At the Application Level · Some applications are going to want to be TLP-aware. For example, this 1.25GHz PowerBook I’m typing on is ridiculously fast for running text editors and Perl scripts and NetBeans and that kind of stuff; but irritatingly slow at heavy PhotoShop lifting and video rendering and so on. Almost by definition, the slow media-centric apps should be able to deploy parallelism to good effect. But this deployment work is not for the faint of heart, because thread-aware programming is, well, hard.
Of the languages I’ve worked with, Java is overwhelmingly the best-suited for developing parallel multi-threaded code. The thread primitives are built-in, quite cleverly, and a lot of the concurrency problems just got more tractable with the new code in the 1.5 release.
This doesn’t mean it’s easy. My Zeppelin project has client-side and server-side code, and both sides are highly parallel; it has been a complete fucking nightmare to debug, and I claim to be good at debugging. If we’re going to empower application programmers to get the most out of the high-TLP chips, we need big advances in development and debugging technology.

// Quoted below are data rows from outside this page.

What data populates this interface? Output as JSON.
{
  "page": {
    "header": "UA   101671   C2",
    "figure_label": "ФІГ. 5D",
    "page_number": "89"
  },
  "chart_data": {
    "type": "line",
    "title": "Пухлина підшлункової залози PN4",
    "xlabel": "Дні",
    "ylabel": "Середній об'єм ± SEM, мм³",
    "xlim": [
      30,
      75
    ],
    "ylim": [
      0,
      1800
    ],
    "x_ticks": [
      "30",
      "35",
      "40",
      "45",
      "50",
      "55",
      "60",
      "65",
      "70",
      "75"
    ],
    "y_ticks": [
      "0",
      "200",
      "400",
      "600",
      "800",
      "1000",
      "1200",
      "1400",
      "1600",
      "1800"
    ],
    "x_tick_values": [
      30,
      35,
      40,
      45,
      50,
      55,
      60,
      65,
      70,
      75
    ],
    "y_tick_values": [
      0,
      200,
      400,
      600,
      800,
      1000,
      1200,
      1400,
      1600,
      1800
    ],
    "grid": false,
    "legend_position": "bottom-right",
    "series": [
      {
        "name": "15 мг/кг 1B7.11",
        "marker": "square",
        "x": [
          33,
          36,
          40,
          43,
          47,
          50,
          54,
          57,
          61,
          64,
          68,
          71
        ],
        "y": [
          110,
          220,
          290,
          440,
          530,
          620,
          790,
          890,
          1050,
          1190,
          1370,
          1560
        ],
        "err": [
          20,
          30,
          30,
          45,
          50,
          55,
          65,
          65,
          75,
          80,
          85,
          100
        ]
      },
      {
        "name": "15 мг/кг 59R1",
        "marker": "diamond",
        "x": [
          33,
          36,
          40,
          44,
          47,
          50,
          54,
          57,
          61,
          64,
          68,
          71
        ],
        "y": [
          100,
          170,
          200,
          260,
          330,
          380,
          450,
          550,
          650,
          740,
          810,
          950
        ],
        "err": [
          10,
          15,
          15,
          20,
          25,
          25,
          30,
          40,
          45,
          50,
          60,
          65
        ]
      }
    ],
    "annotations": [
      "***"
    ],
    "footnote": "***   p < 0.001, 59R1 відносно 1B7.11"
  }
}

I think the key thing isn’t so much better debugging technology as better testing technology. Given JUnit or equivalent, I’m pretty confident that I can pull together a good set of unit tests for just about any conventional single-threaded application. But when it gets parallel, there’s a problem in that I don’t have a general mental framework for how to build a test suite. Once we figure out some of design patterns, there are grounds for hope that we can do some tooling around it for testing and debugging.
But the bottom line is, for application programmers, don’t get into this space unless you’re pretty sure you know what you’re doing and you’re willing to wrestle with some seriously difficult debugging.
That’s the bad news. The good news is that computers are going to feel a lot faster, given some support from the low-level software.